The title says it all. We spoke endlessly the past two years about the rubber stamp Congress that gave President Bush everything he wanted, but we never really talked about his tendency to give his advisers/minions whatever they wanted. This mess with the U.S. Attorneys is simply the latest manifestation of this problem. So, for a trip down memory lane, follow the jump.....
Iraq: Not that this isn't totally obvious, but he rubber-stamped both the idea of war with Iraq and every single decision that his putative second-in-command, Vice-President Dick Cheney slid under his eyes, along with Secretary of Defense Rumsfeld's asinine ideas for warfighting. He rubber-stamped fighting with too few troops, despite the pleas of those in a position to know better, Secretary of State (and former Chairman of the Joint Chiefs) Colin Powell and Army Chief of Staff Eric Shinseki. He rubber-stamped breaking up the Iraqi army, an idea that the military was opposed to. He rubber-stamped intelligence that he knew to be bad or fabricated. He rubber-stamped giving every contract to Halliburton, a decision that has cost taxpayers billions of dollars simply because they "lost it." These rubber stamps and more are a bleeding sore on the health of this nation.
National security: Apparently, Alberto and Harriet are good at getting the "stamp of approval." The torture of prisoners was rubber-stamped, despite our president's supposed deep faith. Illegal eavesdropping, searches, and intimidation was rubber-stamped. Passing off the capture of our #1 enemy, Osama bin Laden, to the Afghans was rubber-stamped.

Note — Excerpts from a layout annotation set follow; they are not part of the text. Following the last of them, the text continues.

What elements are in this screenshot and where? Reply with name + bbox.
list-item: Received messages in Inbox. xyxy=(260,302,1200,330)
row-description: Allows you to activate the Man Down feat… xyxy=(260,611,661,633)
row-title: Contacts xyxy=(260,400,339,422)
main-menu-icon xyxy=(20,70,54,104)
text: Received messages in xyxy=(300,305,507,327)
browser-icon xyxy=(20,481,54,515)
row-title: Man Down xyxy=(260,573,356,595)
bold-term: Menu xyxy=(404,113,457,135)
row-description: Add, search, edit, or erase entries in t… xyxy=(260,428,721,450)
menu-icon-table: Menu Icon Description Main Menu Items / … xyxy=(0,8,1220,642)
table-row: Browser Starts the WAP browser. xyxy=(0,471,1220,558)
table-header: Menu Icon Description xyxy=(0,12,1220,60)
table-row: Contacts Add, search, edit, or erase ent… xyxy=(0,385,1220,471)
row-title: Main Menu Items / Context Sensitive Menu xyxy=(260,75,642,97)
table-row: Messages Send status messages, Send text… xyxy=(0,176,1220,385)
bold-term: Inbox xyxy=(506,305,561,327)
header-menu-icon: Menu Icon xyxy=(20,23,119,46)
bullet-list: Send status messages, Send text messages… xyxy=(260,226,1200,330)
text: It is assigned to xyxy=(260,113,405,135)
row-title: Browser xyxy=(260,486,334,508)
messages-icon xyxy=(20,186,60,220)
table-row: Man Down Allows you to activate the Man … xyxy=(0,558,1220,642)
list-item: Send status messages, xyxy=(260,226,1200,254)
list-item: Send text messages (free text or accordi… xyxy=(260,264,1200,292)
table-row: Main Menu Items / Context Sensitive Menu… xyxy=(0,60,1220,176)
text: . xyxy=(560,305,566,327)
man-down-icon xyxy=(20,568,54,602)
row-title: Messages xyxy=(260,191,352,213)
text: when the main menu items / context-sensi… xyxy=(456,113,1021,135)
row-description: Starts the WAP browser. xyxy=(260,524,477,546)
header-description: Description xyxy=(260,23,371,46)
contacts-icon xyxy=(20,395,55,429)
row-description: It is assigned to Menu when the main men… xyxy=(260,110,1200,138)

These rubber stamps have severely weakened our faith in government and the rule of law.
Hurricane Katrina: Mike Brown's hiring: rubber stamp. FEMA's farcically slow rate of response: rubber stamped by the vacation-taking, guitar-playing, president. Following Republican-oriented plan of keeping poor black Democrats from resettling: rubber stamp. Keeping Louisiana National Guard in Iraq, preventing them from helping in the rescue of fellow state citizens: rubber stamp. The president not only rubber-stamped some terrible ideas, but also has continued to demonstrate a complete lack of compassion and human charity towards people who were in part hurt by his administration's incompetence. New Orleans was written off because he rubber-stamped unqualified, incompetent, and negligent people into the key positions that help save us in times of disaster.

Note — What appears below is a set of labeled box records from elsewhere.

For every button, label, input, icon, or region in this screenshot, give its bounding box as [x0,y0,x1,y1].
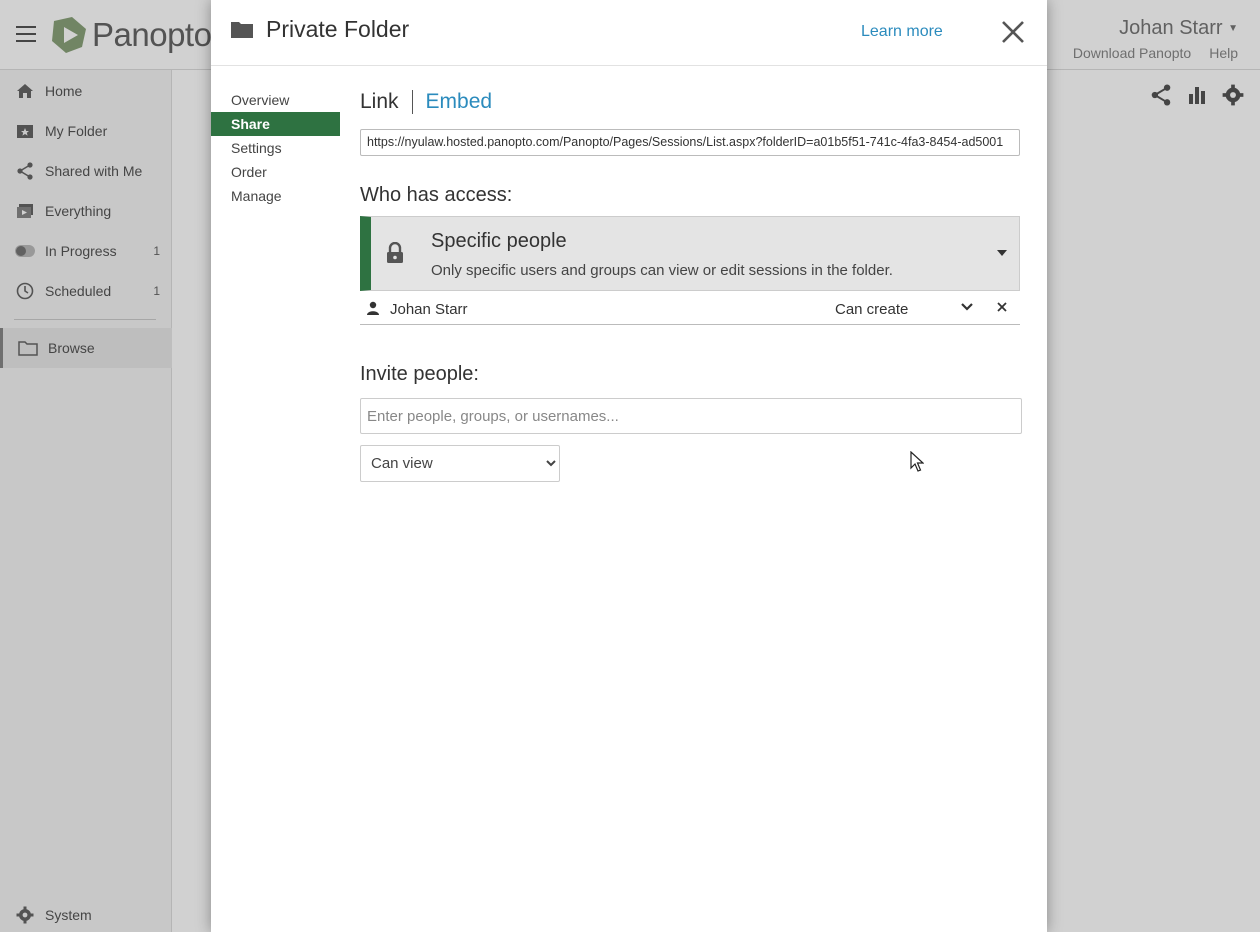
access-person-row: Johan Starr Can create [360,294,1020,325]
modal-nav: Overview Share Settings Order Manage [211,88,340,208]
access-description: Only specific users and groups can view … [431,262,893,279]
tab-divider [411,90,413,114]
mouse-cursor-icon [910,451,924,472]
close-icon[interactable] [1000,19,1026,45]
remove-icon[interactable] [996,301,1008,313]
who-has-access-label: Who has access: [360,184,513,206]
invite-people-input[interactable] [360,398,1022,434]
invite-people-label: Invite people: [360,363,479,385]
chevron-down-icon[interactable] [960,302,974,312]
access-title: Specific people [431,230,567,252]
modal-header: Private Folder Learn more [211,0,1047,66]
folder-icon [231,22,253,38]
person-role[interactable]: Can create [835,301,908,318]
modal-title: Private Folder [266,16,410,42]
share-url-field[interactable]: https://nyulaw.hosted.panopto.com/Panopt… [360,129,1020,156]
tab-link[interactable]: Link [360,90,399,114]
nav-item-share[interactable]: Share [211,112,340,136]
nav-item-manage[interactable]: Manage [211,184,340,208]
learn-more-link[interactable]: Learn more [861,23,943,41]
nav-item-settings[interactable]: Settings [211,136,340,160]
lock-icon [387,242,403,263]
permission-select[interactable]: Can view [360,445,560,482]
share-tabs: Link Embed [360,90,492,114]
user-icon [367,301,379,315]
nav-item-overview[interactable]: Overview [211,88,340,112]
nav-item-order[interactable]: Order [211,160,340,184]
tab-embed[interactable]: Embed [426,90,493,114]
person-name: Johan Starr [390,301,468,318]
caret-down-icon [997,250,1007,256]
access-level-dropdown[interactable]: Specific people Only specific users and … [360,216,1020,291]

General executive behavior: This is going to encompass the current scandal, dealings with Congress, etc. The president rubber-stamped the Alito/Gonzales/Cheney idea of the unitary executive, a term the president probably couldn't explain even if you gave him a dictionary, turned it to the letter "U", and spelled the word for him. He rubber-stamped disastrous tax cuts for the rich. He rubber-stamped lax homeland security bills that did nothing to ensure homeland security. He rubber-stamped farm subsidies and steel tariffs. And now he rubber-stamped this stupid, unethical, and highly political firing of eight U.S. attorneys, who by and large did excellent jobs. Are we seeing a picture forming?
It goes well without saying that nothing from this administration surprises us anymore, but it is disturbing nonetheless that an idea, virtually any idea, got a rubber-stamp from the president so long as it came from the right people (Condi, Dick, Alberto, Harriet, Karl, Don, and Scooter). The lack of vetting for ideas is astonishing, as is the small group of people who handle everything in the administration. Yeah, Clinton's early ways of having everyone in sight vet everything to death was not a good plan, but having a small cadre of people do all the decision-making is unhealthy.

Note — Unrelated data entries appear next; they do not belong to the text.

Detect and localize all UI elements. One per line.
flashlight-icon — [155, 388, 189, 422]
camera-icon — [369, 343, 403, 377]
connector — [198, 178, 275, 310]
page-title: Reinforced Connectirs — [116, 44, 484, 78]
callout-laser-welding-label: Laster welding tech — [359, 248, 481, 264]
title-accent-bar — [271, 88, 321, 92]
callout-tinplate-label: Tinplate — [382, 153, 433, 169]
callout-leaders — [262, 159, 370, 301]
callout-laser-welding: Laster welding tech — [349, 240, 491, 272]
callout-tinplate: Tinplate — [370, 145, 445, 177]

A couple of weeks ago, I put up a diary that got little attention, but in which I highlighted the history of impeachment and listed the two main offenses under which it could be achieved. This issue with the U.S. Attorneys has been spun by the right as "business as usual," with not just comparisons to Clinton's 1993 housecleaning (which was at the BEGINNING of his term), but also the White House Travel Office firings. In what dreamland do the two even come close to being a reasonable comparison? One is an office that arranges travel for reporters and interfaces with protocol officers in states or other nations. The other one is the very embodiment of our legal system.
Perhaps the ultimate symbol of how badly things are rubber-stamped by this president comes in the case of the Nevada USA's firing, where the Deputy Attorney General Paul McNulty wrote in an email, "I'm a little skittish about Bogden...I'll admit have not looked at his district's performance." And yet Bush approved his firing too. Just another day of using the rubber-stamp for Alberto's wishes.
Getting back to the main point here, the serious problems we face in the world today are a direct result of this process of not thinking things through, of just taking somebody's idea at face value and agreeing to it. We're stuck in Iraq, Afghanistan is backsliding, we are fast becoming loathed by the entire world, our allies are backing out of the alliances they formed with us in the wake of 9/11, our economy is owned by the Saudis and the Chinese, and our political discourse has all the maturity of two seven-year-olds fighting on the playground. When critical thinking goes out the window and gets replaced with posturing, flexing, bragging, and ideology first, last and always, we lose.